Can you lower cholesterol through exercise?
So now you know what cholesterol is, the question remains: Can you lower bad cholesterol levels through exercise?
The answer isn’t straightforward. Studies have found a link between LDL cholesterol and being overweight, so if you have elevated levels, exercising more may be a good step to take as it can help you maintain a healthy weight.
That said, if a cholesterol test has revealed that your levels are elevated, the most important thing to do is to take a look at your diet. Having a healthy, balanced diet overall is a good start, but it’s replacing saturated fat with unsaturated fat that’s the major change to make.
How much exercise should we be doing?
Whether you’re trying to maintain healthy cholesterol levels or not, exercise is important for your health. If you don’t do much sport at the moment, this doesn’t mean you should start trying to run marathons – it’s important to always work from your base level and gradually increase.
The NHS suggests a minimum of 30 minutes of aerobic activity five days a week, so start by trying to get to that point.
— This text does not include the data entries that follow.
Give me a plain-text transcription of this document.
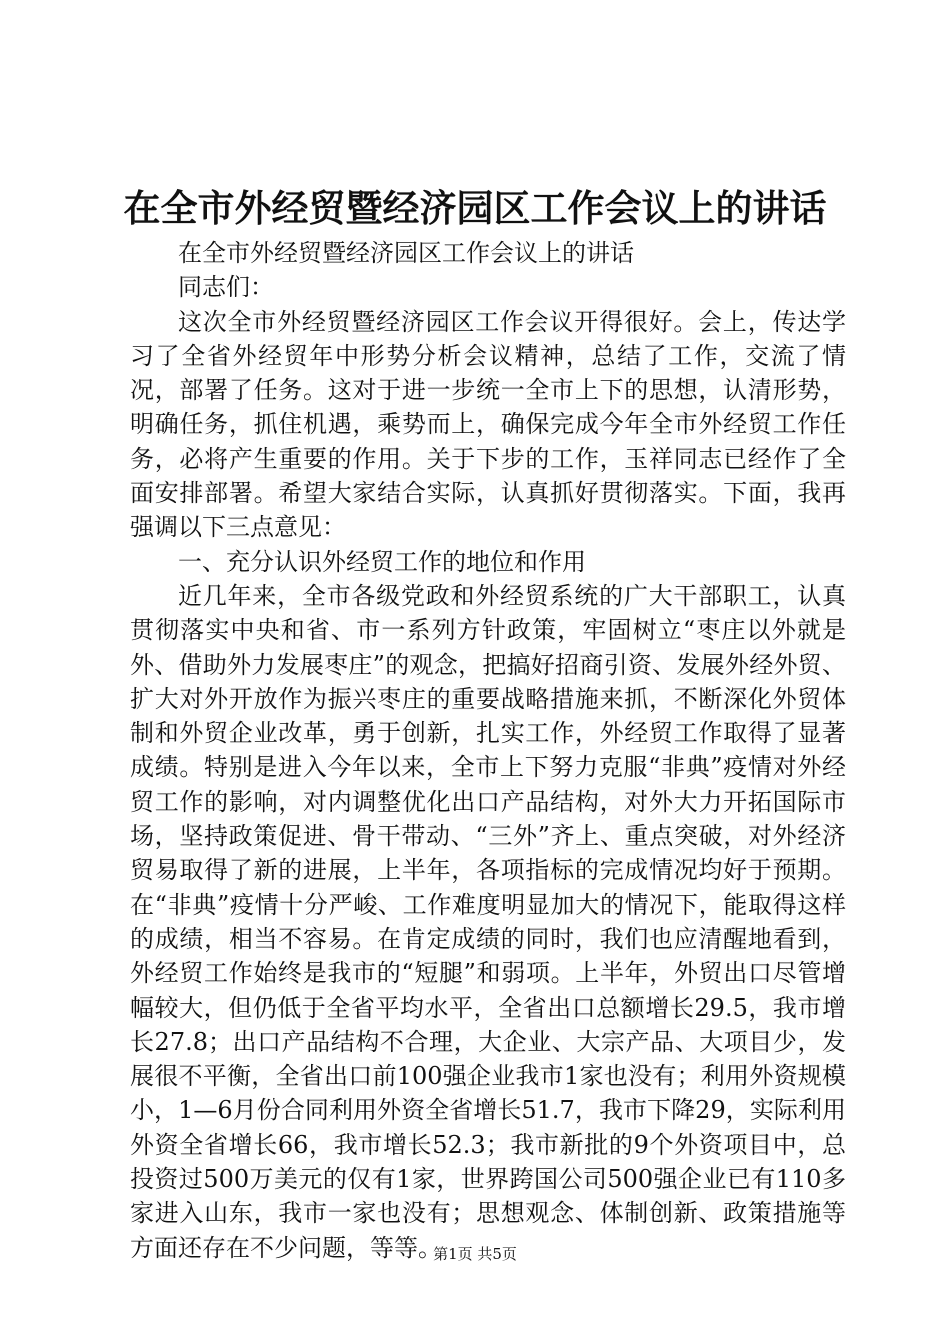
在全市外经贸暨经济园区工作会议上的讲话

在全市外经贸暨经济园区工作会议上的讲话

同志们：

这次全市外经贸暨经济园区工作会议开得很好。会上，传达学习了全省外经贸年中形势分析会议精神，总结了工作，交流了情况，部署了任务。这对于进一步统一全市上下的思想，认清形势，明确任务，抓住机遇，乘势而上，确保完成今年全市外经贸工作任务，必将产生重要的作用。关于下步的工作，玉祥同志已经作了全面安排部署。希望大家结合实际，认真抓好贯彻落实。下面，我再强调以下三点意见：

一、充分认识外经贸工作的地位和作用

近几年来，全市各级党政和外经贸系统的广大干部职工，认真贯彻落实中央和省、市一系列方针政策，牢固树立“枣庄以外就是外、借助外力发展枣庄”的观念，把搞好招商引资、发展外经外贸、扩大对外开放作为振兴枣庄的重要战略措施来抓，不断深化外贸体制和外贸企业改革，勇于创新，扎实工作，外经贸工作取得了显著成绩。特别是进入今年以来，全市上下努力克服“非典”疫情对外经贸工作的影响，对内调整优化出口产品结构，对外大力开拓国际市场，坚持政策促进、骨干带动、“三外”齐上、重点突破，对外经济贸易取得了新的进展，上半年，各项指标的完成情况均好于预期。在“非典”疫情十分严峻、工作难度明显加大的情况下，能取得这样的成绩，相当不容易。在肯定成绩的同时，我们也应清醒地看到，外经贸工作始终是我市的“短腿”和弱项。上半年，外贸出口尽管增幅较大，但仍低于全省平均水平，全省出口总额增长29.5，我市增长27.8；出口产品结构不合理，大企业、大宗产品、大项目少，发展很不平衡，全省出口前100强企业我市1家也没有；利用外资规模小，1—6月份合同利用外资全省增长51.7，我市下降29，实际利用外资全省增长66，我市增长52.3；我市新批的9个外资项目中，总投资过500万美元的仅有1家，世界跨国公司500强企业已有110多家进入山东，我市一家也没有；思想观念、体制创新、政策措施等方面还存在不少问题，等等。

第1页 共5页
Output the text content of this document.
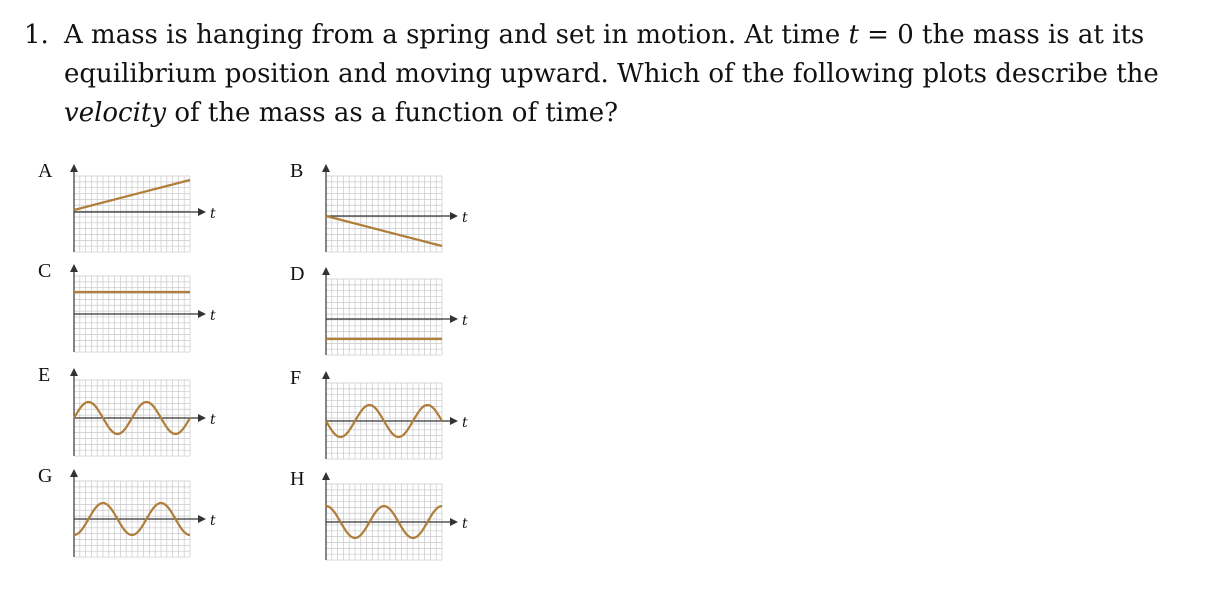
1. A mass is hanging from a spring and set in motion. At time t = 0 the mass is at its equilibrium position and moving upward. Which of the following plots describe the velocity of the mass as a function of time?
A
t
B
t
C
t
D
t
E
t
F
t
G
t
H
t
Once there, you can then add to it. If you’re currently walking 30 minutes a day, for example, try stepping that up to jogging instead for two of those days each week – and if you’re doing that already, why not try weights?
Even if the link between cholesterol lowering and exercise isn’t clear cut, it’s still an important part of any healthy lifestyle. Once you get the exercise bug, you’ll feel great and your body will love you for it – just find something you enjoy and get going.